Pulitzer Prize-winning play “Fat Ham” by James Ijames kicks off The Wilma Theater’s bold new season, including two world premieres and a reimagined classic. The Center City theater, conveniently located at Broad and Locust Streets, is on the Avenue of the Arts and is easy accessible from all directions!

Single tickets to The Wilma’s 2023-24 season productions start at $29 and are available now. You can make the most of this unforgettable season with a subscription for each of the four upcoming shows for only $108 during the week, or $124 on the weekends. The flexible four-ticket Whenever subscription – which includes four tickets to be used in any combination throughout the season – is $148. Subscription packages offer savings of up to 60% compared to single ticket purchases. Purchase your single tickets and subscriptions at wilmatheater.org or by calling the Wilma’s box office at 215-546-7824.

The Wilma Theater’s 2023-24 Season Productions:

“Fat Ham” by James Ijames

• Directed by Amina Robinson
• November 24 to December 23, 2023

The world premiere of "Fat Ham" was presented at The Wilma as a filmed production, directed by Morgan Green, during the 2020-21 Season. Ijames’s riff on Shakespeare’s Hamlet won the 2022 Pulitzer Prize and had a successful Broadway run in the Spring of 2023 that earned five Tony Award nominations, including Best Play.

In “Fat Ham,” Juicy is a queer, Southern college kid already grappling with some serious questions of identity.
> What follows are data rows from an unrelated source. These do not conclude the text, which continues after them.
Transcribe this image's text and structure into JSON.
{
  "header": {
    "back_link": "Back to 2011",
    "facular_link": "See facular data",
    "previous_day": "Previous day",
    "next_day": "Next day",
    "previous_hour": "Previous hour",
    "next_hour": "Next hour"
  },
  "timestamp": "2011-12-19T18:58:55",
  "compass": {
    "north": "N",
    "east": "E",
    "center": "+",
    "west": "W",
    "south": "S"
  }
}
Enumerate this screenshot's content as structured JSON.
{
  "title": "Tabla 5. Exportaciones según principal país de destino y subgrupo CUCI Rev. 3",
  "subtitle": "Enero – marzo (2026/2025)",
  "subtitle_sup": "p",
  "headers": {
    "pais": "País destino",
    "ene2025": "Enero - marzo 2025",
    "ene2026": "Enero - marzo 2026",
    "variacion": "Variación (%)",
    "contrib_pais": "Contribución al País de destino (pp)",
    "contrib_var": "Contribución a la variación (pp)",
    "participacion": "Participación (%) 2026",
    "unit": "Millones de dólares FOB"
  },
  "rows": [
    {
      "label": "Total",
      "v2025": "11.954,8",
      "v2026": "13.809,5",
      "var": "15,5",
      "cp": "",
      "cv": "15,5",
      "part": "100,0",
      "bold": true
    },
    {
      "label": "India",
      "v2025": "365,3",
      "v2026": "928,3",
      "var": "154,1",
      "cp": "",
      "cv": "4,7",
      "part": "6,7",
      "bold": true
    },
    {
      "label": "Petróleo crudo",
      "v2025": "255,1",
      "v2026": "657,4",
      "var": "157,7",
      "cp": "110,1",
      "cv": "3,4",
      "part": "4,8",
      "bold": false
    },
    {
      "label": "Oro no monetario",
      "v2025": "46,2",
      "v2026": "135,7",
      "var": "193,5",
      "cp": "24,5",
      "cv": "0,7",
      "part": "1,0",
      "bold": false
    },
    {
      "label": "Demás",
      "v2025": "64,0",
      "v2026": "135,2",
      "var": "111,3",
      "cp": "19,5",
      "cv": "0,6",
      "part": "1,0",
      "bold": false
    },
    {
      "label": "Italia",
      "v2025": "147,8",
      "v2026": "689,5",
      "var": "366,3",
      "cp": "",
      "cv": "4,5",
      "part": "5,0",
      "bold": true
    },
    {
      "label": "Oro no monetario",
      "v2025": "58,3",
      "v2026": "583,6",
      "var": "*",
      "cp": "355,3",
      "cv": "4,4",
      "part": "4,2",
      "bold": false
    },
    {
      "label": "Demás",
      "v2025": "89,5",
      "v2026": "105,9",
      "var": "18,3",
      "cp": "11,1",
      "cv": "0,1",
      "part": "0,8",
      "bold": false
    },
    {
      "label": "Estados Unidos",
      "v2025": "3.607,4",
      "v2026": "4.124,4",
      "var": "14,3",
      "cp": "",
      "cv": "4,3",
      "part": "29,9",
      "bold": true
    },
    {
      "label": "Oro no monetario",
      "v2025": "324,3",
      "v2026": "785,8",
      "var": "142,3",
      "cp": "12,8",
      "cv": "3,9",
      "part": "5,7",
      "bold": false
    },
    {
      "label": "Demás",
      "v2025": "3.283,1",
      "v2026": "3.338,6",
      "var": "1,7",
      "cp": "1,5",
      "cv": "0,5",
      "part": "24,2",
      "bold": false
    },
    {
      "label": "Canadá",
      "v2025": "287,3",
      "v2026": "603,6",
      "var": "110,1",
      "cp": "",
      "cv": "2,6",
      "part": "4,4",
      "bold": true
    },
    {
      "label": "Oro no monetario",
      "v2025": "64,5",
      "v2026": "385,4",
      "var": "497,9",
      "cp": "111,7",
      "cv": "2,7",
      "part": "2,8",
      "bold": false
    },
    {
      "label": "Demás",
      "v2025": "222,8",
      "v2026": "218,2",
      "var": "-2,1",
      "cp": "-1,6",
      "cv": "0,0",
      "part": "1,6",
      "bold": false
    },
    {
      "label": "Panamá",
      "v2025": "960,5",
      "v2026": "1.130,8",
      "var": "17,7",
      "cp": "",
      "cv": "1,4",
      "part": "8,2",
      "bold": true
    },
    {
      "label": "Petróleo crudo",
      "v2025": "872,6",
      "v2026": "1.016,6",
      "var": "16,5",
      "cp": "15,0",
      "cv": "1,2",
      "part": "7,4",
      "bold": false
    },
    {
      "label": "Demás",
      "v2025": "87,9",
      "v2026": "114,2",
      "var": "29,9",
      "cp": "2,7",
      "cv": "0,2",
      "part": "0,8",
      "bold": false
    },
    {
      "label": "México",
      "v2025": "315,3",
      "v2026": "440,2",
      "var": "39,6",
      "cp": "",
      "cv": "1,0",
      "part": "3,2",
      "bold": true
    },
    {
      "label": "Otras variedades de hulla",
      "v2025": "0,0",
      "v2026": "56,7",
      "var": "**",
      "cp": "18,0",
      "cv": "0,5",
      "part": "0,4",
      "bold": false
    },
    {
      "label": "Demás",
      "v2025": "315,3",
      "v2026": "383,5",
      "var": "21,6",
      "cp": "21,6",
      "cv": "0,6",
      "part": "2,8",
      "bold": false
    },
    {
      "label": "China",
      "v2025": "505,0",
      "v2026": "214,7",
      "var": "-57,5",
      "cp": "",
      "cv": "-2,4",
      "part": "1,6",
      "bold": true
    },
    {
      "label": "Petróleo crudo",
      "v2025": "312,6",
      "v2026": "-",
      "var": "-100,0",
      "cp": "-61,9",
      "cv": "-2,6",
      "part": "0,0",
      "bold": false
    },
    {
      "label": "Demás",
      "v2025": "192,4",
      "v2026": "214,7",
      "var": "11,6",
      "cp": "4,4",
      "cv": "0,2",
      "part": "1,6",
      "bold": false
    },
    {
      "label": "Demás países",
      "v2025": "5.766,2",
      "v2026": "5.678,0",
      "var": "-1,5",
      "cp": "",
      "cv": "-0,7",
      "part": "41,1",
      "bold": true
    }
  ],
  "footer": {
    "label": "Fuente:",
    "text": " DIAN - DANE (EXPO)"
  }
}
He’s setting up the family backyard for a party celebrating his mother Tedra’s recent marriage to his uncle Rev (Smiling) when the ghost of his father Pap shows up. Pap claims Rev had him killed and demands Juicy avenge him. But here’s the rub! Revenge doesn’t come easy to Juicy, a sensitive and self-aware young Black man searching for his own happiness and liberation. From an uproarious family cookout emerges a compelling examination of choosing pleasure over harm.

Cast: Donnie Hammond, Jessica Johnson, Anthony Martinez-Briggs, Zuhairah McGill, Brandon Pierce, Brenson Thomas, Lindsay Smiling


*World Premiere* “My Mama and The Full-Scale Invasion” by Sasha Denisova

 Translated by Misha Kachman, adapted by Kellie Mecleary
• Directed by Yury Urnov
• Co-Produced with Woolly Mammoth Theatre Company
• January 30 to February 18, 2024

Sasha’s 82-year-old mother has lived in Kyiv her whole life. When Russia invades Ukraine in 2022, Sasha copes with her fears by imagining her mother in increasingly fantastical situations: strategizing with President Zelenskyy, striking Russian drones with jars of pickles, and even debating with God. Denisova was inspired by her online chats with her mother to write this darkly funny and deeply heartfelt new play, a co-production with Washington, D.C.’s Woolly Mammoth Theatre Company.


“The Good Person of Setzuan” by Bertolt Brecht

 Translated by Wendy Arons, adapted by Tony Kushner
• Directed by Justin Jain
• April 2 to 21, 2024

Three Gods come to the city of Szechwan looking for one good person. But the rules keep changing in the thrum and bustle of this shantytown, which more closely resembles 21st-century Philadelphia than Brecht’s imagined ancient China. This classic parable is retold and reclaimed through the vision of director Justin Jain, working with an adaptation from playwright Tony Kushner (Angels in America), original live percussive music, and members of the Wilma HotHouse Company.


*World Premiere* “Hilma”

 Words by Kate Scelsa and music by Robert M. Johanson
• Directed by Morgan Green
• Produced in partnership with New Georges     
• June 4 to 23, 2024

The early 20th-century queer mystic and artist Hilma af Klint channeled hundreds of paintings through messages from otherworldly forces, hoping to communicate the mysteries of the universe. Only recently rediscovered and hailed as one of the first-ever abstract artists, she worked in obscurity during a time that was not yet ready to receive her message. This contemporary opera – with a score that mixes genres from opera, rock, pop, and musical theater – wrestles with the hubris and humility that fueled one woman's spiritual quest. Supported in part by the Pew Center for Arts and Heritage.